BNN-Nachhaltigkeitsmonitor

Der BNN-Nachhaltigkeitsmonitor erfasst anhand von rund 120 Nachhaltigkeitsindikatoren die Details und die Gesamtheit der Nachhaltigkeitsleistungen von Unternehmen aus der Naturkostbranche. Dabei definieren die BNN-Indikatoren das gemeinsame Verständnis für Nachhaltigkeit der Mitglieder des Branchenverbandes Bundesverband Naturkost Naturwaren (BNN). 

SMART

Das Bewertungstool SMART – Sustainability Monitoring and Assessment RouTine – wurde am Forschungsinstitut für biologischen Landbau entwickelt. Es basiert auf den von der FAO entwickelten SAFA-Guidelines. Die Bewertung erfolgt als ganzheitlicher Ansatz auf Basis der vier Nachhaltigkeitsdimensionen "Ökologische Integrität", "Ökonomische Resilienz", "Soziales Wohlergehen" und "Gute Unternehmensführung", welche sich wiederum in 21 Themen und insgesamt 58 Unterthemen untergliedern. Mit dem SMART-Tool können sowohl der Lebensmittelhersteller als auch die landwirtschaftlichen Vorlieferanten bewertet werden.

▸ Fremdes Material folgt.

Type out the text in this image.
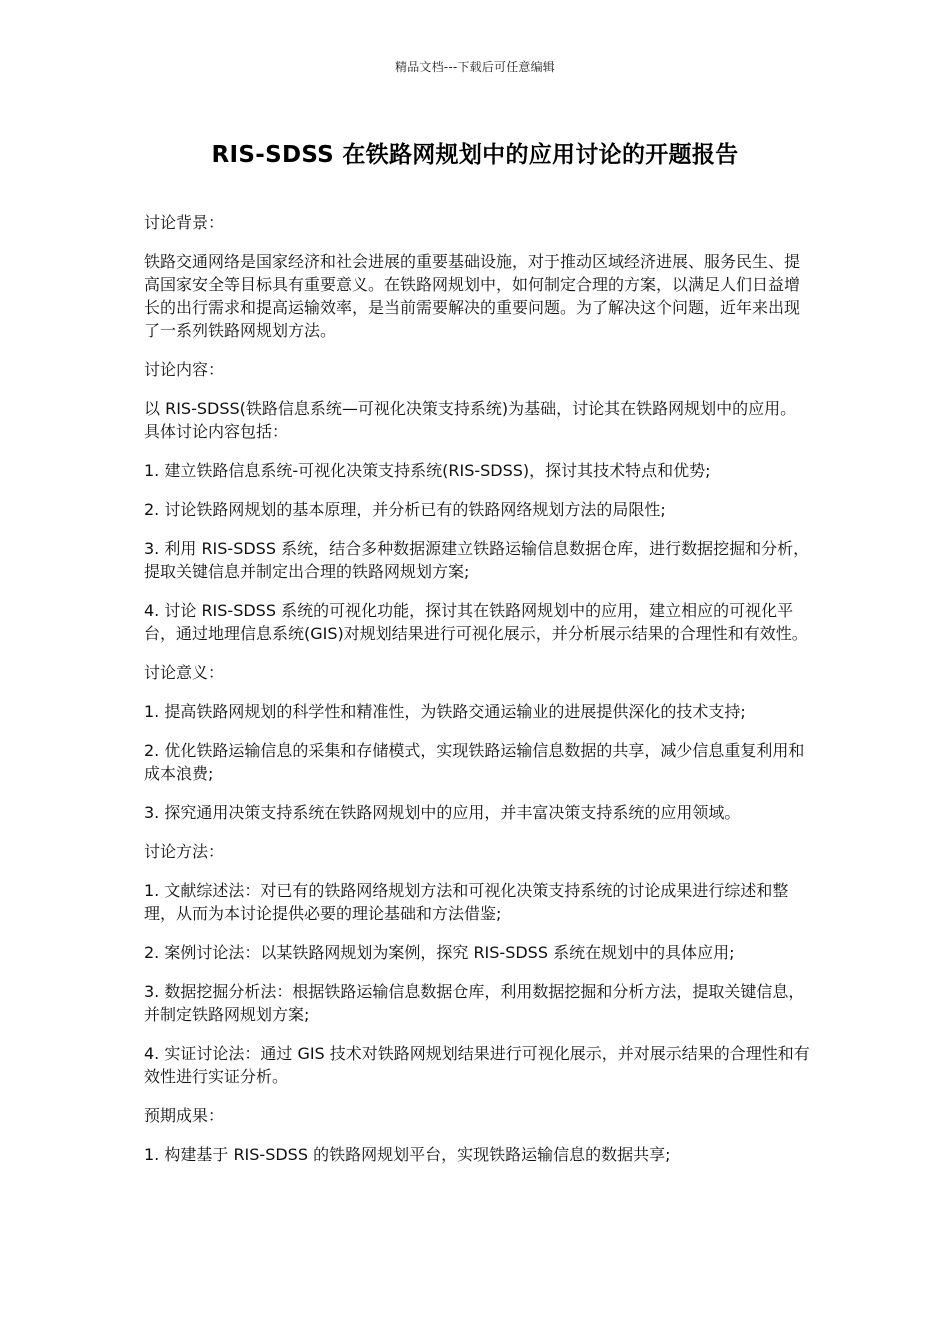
精品文档---下载后可任意编辑
RIS-SDSS 在铁路网规划中的应用讨论的开题报告

讨论背景：

铁路交通网络是国家经济和社会进展的重要基础设施，对于推动区域经济进展、服务民生、提高国家安全等目标具有重要意义。在铁路网规划中，如何制定合理的方案，以满足人们日益增长的出行需求和提高运输效率，是当前需要解决的重要问题。为了解决这个问题，近年来出现了一系列铁路网规划方法。

讨论内容：

以 RIS-SDSS(铁路信息系统—可视化决策支持系统)为基础，讨论其在铁路网规划中的应用。具体讨论内容包括：

1. 建立铁路信息系统-可视化决策支持系统(RIS-SDSS)，探讨其技术特点和优势;

2. 讨论铁路网规划的基本原理，并分析已有的铁路网络规划方法的局限性;

3. 利用 RIS-SDSS 系统，结合多种数据源建立铁路运输信息数据仓库，进行数据挖掘和分析，提取关键信息并制定出合理的铁路网规划方案;

4. 讨论 RIS-SDSS 系统的可视化功能，探讨其在铁路网规划中的应用，建立相应的可视化平台，通过地理信息系统(GIS)对规划结果进行可视化展示，并分析展示结果的合理性和有效性。

讨论意义：

1. 提高铁路网规划的科学性和精准性，为铁路交通运输业的进展提供深化的技术支持;

2. 优化铁路运输信息的采集和存储模式，实现铁路运输信息数据的共享，减少信息重复利用和成本浪费;

3. 探究通用决策支持系统在铁路网规划中的应用，并丰富决策支持系统的应用领域。

讨论方法：

1. 文献综述法：对已有的铁路网络规划方法和可视化决策支持系统的讨论成果进行综述和整理，从而为本讨论提供必要的理论基础和方法借鉴;

2. 案例讨论法：以某铁路网规划为案例，探究 RIS-SDSS 系统在规划中的具体应用;

3. 数据挖掘分析法：根据铁路运输信息数据仓库，利用数据挖掘和分析方法，提取关键信息，并制定铁路网规划方案;

4. 实证讨论法：通过 GIS 技术对铁路网规划结果进行可视化展示，并对展示结果的合理性和有效性进行实证分析。

预期成果：

1. 构建基于 RIS-SDSS 的铁路网规划平台，实现铁路运输信息的数据共享;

Nachhaltigkeitsblume Grafik: Dimensionen von Nachhaltigkeit. Klick führt zu Großansicht in neuem Fenster.
Die optische Umsetzung von Nature & More in Form der Nachhaltigkeitsblume mit den sechs ökologischen und drei sozialen Dimensionen. Grafik: natur & more

Nachhaltigkeitsblume

Die Nachhaltigkeitsblume wurde im Jahr 2009 von einer internationalen Gruppe von Pionieren der Biobewegung um die Soil & More Foundation entwickelt. Ihr Ziel war es, ökologische und soziale Werte in einem aufmerksamkeitsstarken plakativen Modell zu vereinen. Ergebnis war die "Nachhaltigkeitsblume" mit ihren sechs ökologischen und drei sozialen Dimensionen, die anhand von Leistungsindikatoren des GRI-Standards definiert werden.